É o que apontou o professor de Ciências Sociais da Universidade Carlos III de Madrid, Jesús Javier Sánchez Barricarte, num artigo publicado na Revista Espanhola de Investigações Sociais (REIS), que também refuta a ideia de que os imigrantes aumentam a criminalidade em situação ilegal.

Para analisar a taxa de criminalidade nativa e compará-la com a da população estrangeira, este académico primeiro padronizou os dados, considerando que a criminalidade é maior entre os homens e os jovens, e que a população imigrante, em média, é mais jovem e tem uma proporção maior do que a população espanhola.

Ajustando, deste ponto de vista, a comparação das duas taxas, a distância entre os espanhóis e os estrangeiros “reduziu-se para metade”.

Além disso, as restantes diferenças não são explicadas por serem imigrantes, mas por outros factores como o rendimento médio, o acesso a serviços básicos como a habitação ou o grau de urbanização, uma vez que mais crimes são cometidos nas cidades e é onde reside a percentagem de imigrantes.

Ao comparar estes factores, “não houve correlação entre a percentagem da população nascida no estrangeiro e a taxa de criminalidade”, observou a universidade.

“Se cometem mais crimes, não é porque sejam estrangeiros, mas porque estão abaixo da média espanhola, se os compararmos no mesmo domínio socioeconómico, não haverá essa diferença”, explicou este professor à EFE.

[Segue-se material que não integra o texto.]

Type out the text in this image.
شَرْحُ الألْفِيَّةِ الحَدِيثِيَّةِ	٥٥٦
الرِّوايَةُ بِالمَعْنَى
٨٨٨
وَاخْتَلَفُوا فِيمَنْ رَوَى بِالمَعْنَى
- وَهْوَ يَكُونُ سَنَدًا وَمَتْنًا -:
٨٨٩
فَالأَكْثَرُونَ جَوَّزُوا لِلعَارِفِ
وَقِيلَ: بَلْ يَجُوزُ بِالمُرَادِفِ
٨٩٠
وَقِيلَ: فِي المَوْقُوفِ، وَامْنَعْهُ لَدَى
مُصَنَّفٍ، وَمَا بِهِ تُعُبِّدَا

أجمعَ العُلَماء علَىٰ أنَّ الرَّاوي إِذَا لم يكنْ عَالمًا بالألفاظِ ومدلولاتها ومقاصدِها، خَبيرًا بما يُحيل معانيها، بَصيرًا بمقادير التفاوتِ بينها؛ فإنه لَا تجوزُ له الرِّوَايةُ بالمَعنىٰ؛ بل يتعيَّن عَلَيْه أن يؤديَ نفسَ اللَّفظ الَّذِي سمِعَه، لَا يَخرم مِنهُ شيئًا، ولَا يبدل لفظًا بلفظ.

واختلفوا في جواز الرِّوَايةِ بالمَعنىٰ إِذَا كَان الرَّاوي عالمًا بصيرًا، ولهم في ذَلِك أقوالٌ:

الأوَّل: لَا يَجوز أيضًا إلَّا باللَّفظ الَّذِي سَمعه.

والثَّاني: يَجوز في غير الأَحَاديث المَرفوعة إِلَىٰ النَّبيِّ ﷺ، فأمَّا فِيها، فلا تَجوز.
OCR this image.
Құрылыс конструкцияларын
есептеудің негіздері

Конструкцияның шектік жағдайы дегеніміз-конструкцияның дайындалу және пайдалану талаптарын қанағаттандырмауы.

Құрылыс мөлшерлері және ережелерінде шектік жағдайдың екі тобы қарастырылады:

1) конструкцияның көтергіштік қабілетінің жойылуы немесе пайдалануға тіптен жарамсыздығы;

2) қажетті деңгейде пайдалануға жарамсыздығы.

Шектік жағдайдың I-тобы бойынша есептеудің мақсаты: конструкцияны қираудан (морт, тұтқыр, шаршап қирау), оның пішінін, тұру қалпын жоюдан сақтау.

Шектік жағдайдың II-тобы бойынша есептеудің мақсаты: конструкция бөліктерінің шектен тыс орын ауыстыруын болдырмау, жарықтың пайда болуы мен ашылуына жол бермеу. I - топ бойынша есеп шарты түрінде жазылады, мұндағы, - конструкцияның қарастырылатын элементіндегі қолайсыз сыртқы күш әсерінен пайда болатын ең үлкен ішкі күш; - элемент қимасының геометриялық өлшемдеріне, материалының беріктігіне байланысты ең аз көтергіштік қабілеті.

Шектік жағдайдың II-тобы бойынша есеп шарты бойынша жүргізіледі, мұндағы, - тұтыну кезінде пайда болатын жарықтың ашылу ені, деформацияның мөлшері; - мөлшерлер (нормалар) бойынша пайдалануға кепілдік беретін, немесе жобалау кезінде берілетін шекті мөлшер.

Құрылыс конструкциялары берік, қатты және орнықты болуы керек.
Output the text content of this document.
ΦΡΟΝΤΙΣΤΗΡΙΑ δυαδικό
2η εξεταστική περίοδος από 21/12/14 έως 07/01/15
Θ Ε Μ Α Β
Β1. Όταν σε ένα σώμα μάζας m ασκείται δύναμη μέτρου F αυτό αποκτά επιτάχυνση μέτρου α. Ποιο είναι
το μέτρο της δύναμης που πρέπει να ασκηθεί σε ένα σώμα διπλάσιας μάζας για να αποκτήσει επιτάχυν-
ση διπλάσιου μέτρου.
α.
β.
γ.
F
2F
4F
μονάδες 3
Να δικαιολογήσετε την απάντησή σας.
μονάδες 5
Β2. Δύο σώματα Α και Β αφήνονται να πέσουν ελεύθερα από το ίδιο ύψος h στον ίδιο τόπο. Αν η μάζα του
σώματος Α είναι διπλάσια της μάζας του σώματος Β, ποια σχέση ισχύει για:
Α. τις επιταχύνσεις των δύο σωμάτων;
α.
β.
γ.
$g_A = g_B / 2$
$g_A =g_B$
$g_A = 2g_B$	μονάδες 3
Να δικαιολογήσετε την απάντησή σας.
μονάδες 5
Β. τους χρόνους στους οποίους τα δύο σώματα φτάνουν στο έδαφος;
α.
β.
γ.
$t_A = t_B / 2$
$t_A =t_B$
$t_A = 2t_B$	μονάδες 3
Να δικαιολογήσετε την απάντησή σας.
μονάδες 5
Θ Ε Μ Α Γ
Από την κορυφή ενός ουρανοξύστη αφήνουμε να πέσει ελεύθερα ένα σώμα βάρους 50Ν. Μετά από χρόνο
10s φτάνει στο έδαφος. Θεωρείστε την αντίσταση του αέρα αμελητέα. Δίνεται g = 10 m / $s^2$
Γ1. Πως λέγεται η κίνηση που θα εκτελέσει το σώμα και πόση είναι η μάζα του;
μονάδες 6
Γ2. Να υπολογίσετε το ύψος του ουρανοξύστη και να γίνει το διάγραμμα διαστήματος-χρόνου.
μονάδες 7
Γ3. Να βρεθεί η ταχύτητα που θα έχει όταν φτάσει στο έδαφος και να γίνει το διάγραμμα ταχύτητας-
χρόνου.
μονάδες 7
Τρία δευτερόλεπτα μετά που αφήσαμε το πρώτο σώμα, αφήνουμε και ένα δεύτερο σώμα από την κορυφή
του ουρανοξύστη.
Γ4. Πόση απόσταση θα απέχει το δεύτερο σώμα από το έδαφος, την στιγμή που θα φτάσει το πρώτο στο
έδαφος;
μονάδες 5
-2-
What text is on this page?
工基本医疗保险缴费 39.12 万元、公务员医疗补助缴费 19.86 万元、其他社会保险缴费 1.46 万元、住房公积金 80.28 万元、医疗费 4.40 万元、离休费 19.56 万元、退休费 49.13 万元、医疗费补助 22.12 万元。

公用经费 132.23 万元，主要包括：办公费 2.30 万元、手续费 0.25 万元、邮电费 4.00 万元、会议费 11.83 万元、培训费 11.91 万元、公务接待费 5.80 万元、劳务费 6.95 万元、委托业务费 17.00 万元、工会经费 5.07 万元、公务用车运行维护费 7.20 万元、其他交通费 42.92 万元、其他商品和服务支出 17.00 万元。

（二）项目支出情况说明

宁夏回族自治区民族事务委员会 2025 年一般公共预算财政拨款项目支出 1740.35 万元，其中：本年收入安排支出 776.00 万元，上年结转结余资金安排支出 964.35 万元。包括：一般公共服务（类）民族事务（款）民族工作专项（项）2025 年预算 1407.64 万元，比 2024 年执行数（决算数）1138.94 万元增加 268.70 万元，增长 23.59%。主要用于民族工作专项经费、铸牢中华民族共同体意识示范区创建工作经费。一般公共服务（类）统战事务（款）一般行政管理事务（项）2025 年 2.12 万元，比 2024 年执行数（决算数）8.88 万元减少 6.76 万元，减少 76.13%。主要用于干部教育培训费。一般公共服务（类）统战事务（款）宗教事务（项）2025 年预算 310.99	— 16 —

O artigo conclui ainda que a imigração ilegal aumenta a criminalidade e, também com base em dados da Funcas, fornece um facto importante: entre 2017 e 2023, o peso da população estrangeira em situação ilegal aumentou 345%, enquanto a taxa de criminalidade cometida por estrangeiros diminuiu 2%.

Por outro lado, existe uma correlação entre uma pior situação económica e uma maior taxa de criminalidade, demonstrada, por exemplo, pelo aumento da criminalidade cometida pela população espanhola entre 2007 e 2014, coincidindo com a crise económica.

Portanto, o estudo concluiu que “a política organizacional, que não representa uma ameaça à segurança, pode ajudar a reduzir a criminalidade, facilitando o acesso a oportunidades legais de trabalho e inclusão social”, ao mesmo tempo que bloquear a chegada de imigrantes pode ter um impacto negativo na economia.

“Se deixarmos os imigrantes ilegais, o sistema económico espanhol sofrerá muito e se refletirá na deterioração da economia que poderá aumentar a taxa de criminalidade, tanto de estrangeiros como de espanhóis”, disse este académico.

O estudo constatou que há mais casos de homicídio, crimes de ódio e violência sexual entre a população estrangeira e observou que “as mulheres estrangeiras são as maiores vítimas da violência por parte de homens estrangeiros”.

Diz-se que “certos valores e atitudes em relação às mulheres e LGTBIQ+ nos países de origem dos imigrantes podem ser problemáticos”, porque “o sexismo e a homofobia, ainda presentes em alguns contextos sociais e culturais”, contradizem o princípio da igualdade em vigor em Espanha.

Numa situação em que os homicídios diminuem, os estrangeiros fazem menos.

Esta publicação também separa o crime organizado da imigração organizada, ou seja, dos imigrantes que vivem em Espanha, porque obedece aos seus próprios movimentos e muitas vezes inclui pessoas que nem sequer vivem em Espanha.

Relativamente ao terrorismo jihadista, este académico acredita que se trata de um problema de segurança “não-imigrante” porque mais de metade dos detidos entre 2004 e 2023 nasceram em Espanha.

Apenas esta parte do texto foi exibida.